Presentation on theme: "The “Other” and SF. Defining the “Other” “The Other is an individual who is perceived by the group as not belonging, as being different in some fundamental."— Presentation transcript:
Defining the “Other” “The Other is an individual who is perceived by the group as not belonging, as being different in some fundamental way.” “The group sees itself as the norm and judges those who do not meet the norm (that is, who are different in any way) as the Other.” Source: Lilia Melani, English Professor (CUNY)
Defining the “Other” The idea of the “Other” is actually in play on this campus today… We often see and define people by what makes them different than us…athletes group themselves in their communities; arts students group themselves in their communities; and so on… The whole idea of community is to align ourselves with people who share similar qualities, traits, or goals. It’s only natural, then, to start viewing outsiders as the “Other.”
The Other in Literature The “Other” is any character who deviates from or cannot be defined by the group norm. Holden Caulfield in The Catcher in the Rye rebels against the social norms and therefore could be defined as a type of “Other” in a society that values respect for authority and a certain suppression of emotional expression. In The Adventures of Huckleberry Finn, Jim acts as the “Other” in a society controlled by whites. You could even argue that Huck himself is defined by “otherness” since he rejects the social norms of Southern society.

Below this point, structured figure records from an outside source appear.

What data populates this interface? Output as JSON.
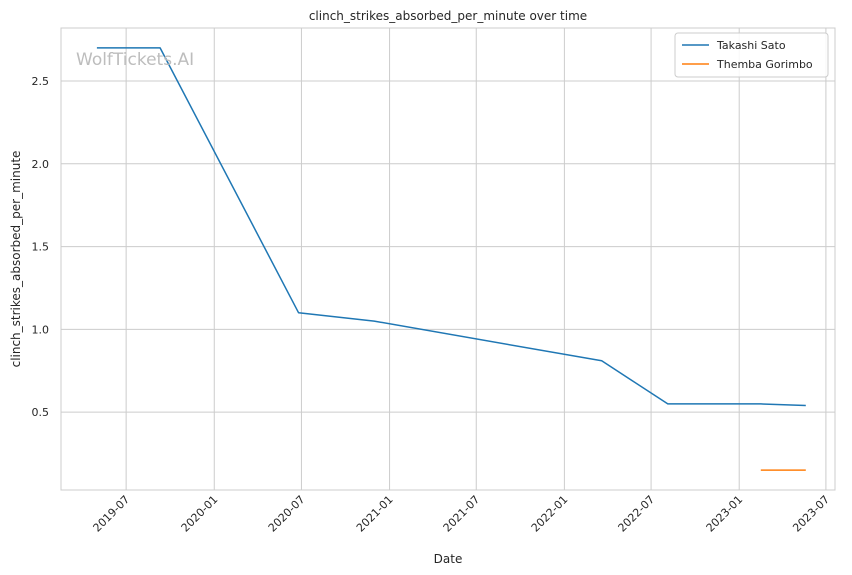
{
  "chart_data": {
    "type": "line",
    "title": "clinch_strikes_absorbed_per_minute over time",
    "xlabel": "Date",
    "ylabel": "clinch_strikes_absorbed_per_minute",
    "watermark": "WolfTickets.AI",
    "x_ticks": [
      "2019-07",
      "2020-01",
      "2020-07",
      "2021-01",
      "2021-07",
      "2022-01",
      "2022-07",
      "2023-01",
      "2023-07"
    ],
    "y_ticks": [
      "0.5",
      "1.0",
      "1.5",
      "2.0",
      "2.5"
    ],
    "xlim": [
      "2019-02-15",
      "2023-07-20"
    ],
    "ylim": [
      0.03,
      2.82
    ],
    "grid": true,
    "legend_position": "top-right",
    "series": [
      {
        "name": "Takashi Sato",
        "color": "#1f77b4",
        "points": [
          {
            "x": "2019-05-01",
            "y": 2.7
          },
          {
            "x": "2019-09-10",
            "y": 2.7
          },
          {
            "x": "2020-06-25",
            "y": 1.1
          },
          {
            "x": "2020-11-30",
            "y": 1.05
          },
          {
            "x": "2022-03-20",
            "y": 0.81
          },
          {
            "x": "2022-08-05",
            "y": 0.55
          },
          {
            "x": "2023-02-15",
            "y": 0.55
          },
          {
            "x": "2023-05-20",
            "y": 0.54
          }
        ]
      },
      {
        "name": "Themba Gorimbo",
        "color": "#ff7f0e",
        "points": [
          {
            "x": "2023-02-15",
            "y": 0.15
          },
          {
            "x": "2023-05-20",
            "y": 0.15
          }
        ]
      }
    ]
  }
}
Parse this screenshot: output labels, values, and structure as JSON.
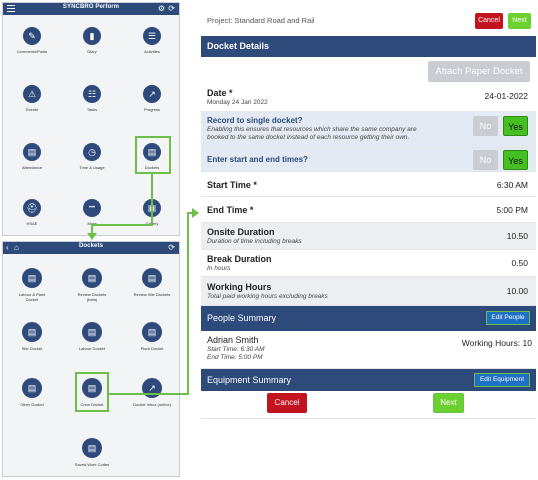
{
  "home": {
    "title": "SYNCBRO Perform",
    "tiles": [
      {
        "label": "Comments/Posts",
        "glyph": "✎"
      },
      {
        "label": "Diary",
        "glyph": "▮"
      },
      {
        "label": "Activities",
        "glyph": "☰"
      },
      {
        "label": "Events",
        "glyph": "⚠"
      },
      {
        "label": "Tasks",
        "glyph": "☷"
      },
      {
        "label": "Progress",
        "glyph": "↗"
      },
      {
        "label": "Attendance",
        "glyph": "▤"
      },
      {
        "label": "Time & Usage",
        "glyph": "◷"
      },
      {
        "label": "Dockets",
        "glyph": "▤"
      },
      {
        "label": "HS&E",
        "glyph": "⛑"
      },
      {
        "label": "More",
        "glyph": "•••"
      },
      {
        "label": "Gallery",
        "glyph": "▣"
      }
    ]
  },
  "dockets_screen": {
    "title": "Dockets",
    "tiles": [
      {
        "label": "Labour & Plant Docket"
      },
      {
        "label": "Review Dockets (beta)"
      },
      {
        "label": "Review Site Dockets"
      },
      {
        "label": "Site Docket"
      },
      {
        "label": "Labour Docket"
      },
      {
        "label": "Plant Docket"
      },
      {
        "label": "Other Docket"
      },
      {
        "label": "Crew Docket"
      },
      {
        "label": "Docket Inbox (online)"
      },
      {
        "label": "Saved Work Codes"
      }
    ]
  },
  "form": {
    "project": "Project: Standard Road and Rail",
    "cancel_label": "Cancel",
    "next_label": "Next",
    "docket_details": "Docket Details",
    "attach_label": "Attach Paper Docket",
    "date_label": "Date *",
    "date_sub": "Monday 24 Jan 2022",
    "date_value": "24-01-2022",
    "single_docket_label": "Record to single docket?",
    "single_docket_desc": "Enabling this ensures that resources which share the same company are booked to the same docket instead of each resource getting their own.",
    "no_label": "No",
    "yes_label": "Yes",
    "start_end_label": "Enter start and end times?",
    "start_label": "Start Time *",
    "start_value": "6:30 AM",
    "end_label": "End Time *",
    "end_value": "5:00 PM",
    "onsite_label": "Onsite Duration",
    "onsite_sub": "Duration of time including breaks",
    "onsite_value": "10.50",
    "break_label": "Break Duration",
    "break_sub": "In hours",
    "break_value": "0.50",
    "work_label": "Working Hours",
    "work_sub": "Total paid working hours excluding breaks",
    "work_value": "10.00",
    "people_summary": "People Summary",
    "edit_people": "Edit People",
    "person_name": "Adrian Smith",
    "person_start": "Start Time: 6:30 AM",
    "person_end": "End Time: 5:00 PM",
    "person_hours": "Working Hours: 10",
    "equipment_summary": "Equipment Summary",
    "edit_equipment": "Edit Equipment"
  },
  "colors": {
    "navy": "#2d4a7b",
    "green": "#6cc04a",
    "red": "#c3131f",
    "next": "#6ad12f"
  }
}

In a nutshell: The Other is any individual who is rejected by society, refuses to fit in with social norms, or is defined as “different.”
The Other in SF Science Fiction usually explores “otherness” in a much different way. The “Other” in SF could be: an alien, a robot, a mutant… You will notice that there is often a degree of fear and mistrust which leads to suspicion when society interacts with the “Other.” By defining what makes someone/something different, SF writers also force the reader to consider what makes someone “human.” It’s fun to speculate about alien life and robotic super- intelligence, but in reality, SF is often looking at what it means to be human. The “Other” in SF provides a contrast to the human character/human race.
Where have we already seen the “Other” in SF? Think back to the humans’ reaction to Klaatu in The Day the Earth Stood Still. Who was the “Other” in the films? How did the humans react in the films? How did both versions of the film define human behavior/tendencies? How was the “Other” used to define what it means to be human? Take notes on these questions and be prepared to share them with a partner and the class!